The movie's a blast, not to be taken as history. I find it amusing how the lib movie reviewers are having trouble making up their minds about it. www.slate.com's Dana Stevens essentially thrashed the movie exclusively on the basis that it doesn't throw in any ham-handed anti-Iraq war or Bush-bashing references.
I'm no fan of the totalitarian, enslaving, child-abusing Spartans, but I'll never be hip and enlightened enough to not appreciate great acts of heroism.
p.s. Ol' Xerxes must be spinning at his portrayal as a jewel-bedecked, gold-loinclothed, homoerotic giant. Hyuk, yuk.
You will hear from my lawyer.
You nailed it old sport.
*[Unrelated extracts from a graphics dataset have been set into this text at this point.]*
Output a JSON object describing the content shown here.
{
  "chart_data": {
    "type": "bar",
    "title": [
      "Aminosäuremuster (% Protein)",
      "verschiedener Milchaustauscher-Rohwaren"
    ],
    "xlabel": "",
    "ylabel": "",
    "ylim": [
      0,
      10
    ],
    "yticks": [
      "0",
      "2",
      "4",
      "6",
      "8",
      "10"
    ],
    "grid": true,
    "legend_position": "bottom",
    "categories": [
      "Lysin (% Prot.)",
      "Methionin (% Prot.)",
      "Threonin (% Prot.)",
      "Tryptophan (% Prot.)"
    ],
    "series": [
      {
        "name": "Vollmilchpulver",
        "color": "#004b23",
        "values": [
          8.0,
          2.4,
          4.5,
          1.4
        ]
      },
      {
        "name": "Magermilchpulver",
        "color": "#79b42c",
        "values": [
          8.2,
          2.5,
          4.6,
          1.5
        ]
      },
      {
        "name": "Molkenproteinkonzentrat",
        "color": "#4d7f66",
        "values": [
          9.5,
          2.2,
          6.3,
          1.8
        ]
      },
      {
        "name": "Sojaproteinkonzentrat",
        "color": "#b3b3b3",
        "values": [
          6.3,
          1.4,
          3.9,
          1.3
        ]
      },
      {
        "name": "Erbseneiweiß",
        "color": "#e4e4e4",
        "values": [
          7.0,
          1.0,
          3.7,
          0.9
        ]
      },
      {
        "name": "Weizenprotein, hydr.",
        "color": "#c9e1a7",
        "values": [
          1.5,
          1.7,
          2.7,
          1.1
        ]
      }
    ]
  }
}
A one-sentence review of the review.
She too goes off the deep end with this transparent lie:
"When a messenger from Xerxes arrives bearing news Leonidas doesn't like, he hurls the man, against all protocol, down a convenient bottomless well in the center of town. "This is blasphemy! This is madness!" says the messenger, pleading for his life. "This is Sparta," Leonidas replies...
"against all protocol"!? She wants us to believe that the phrase "hey, don't kill the messenger!" doesn't exist or has no factual basis? And that we didn't see Leonidas explicitly announce this factual basis earlier in that very scene?
But hey, the ends always justify the ends; in this case, the lie is used to draw a parallel to GWB:
"...So, if Spartan law is defined by "whatever Leonidas wants," what are the 300 fighting for, anyway? And why does that sound depressingly familiar?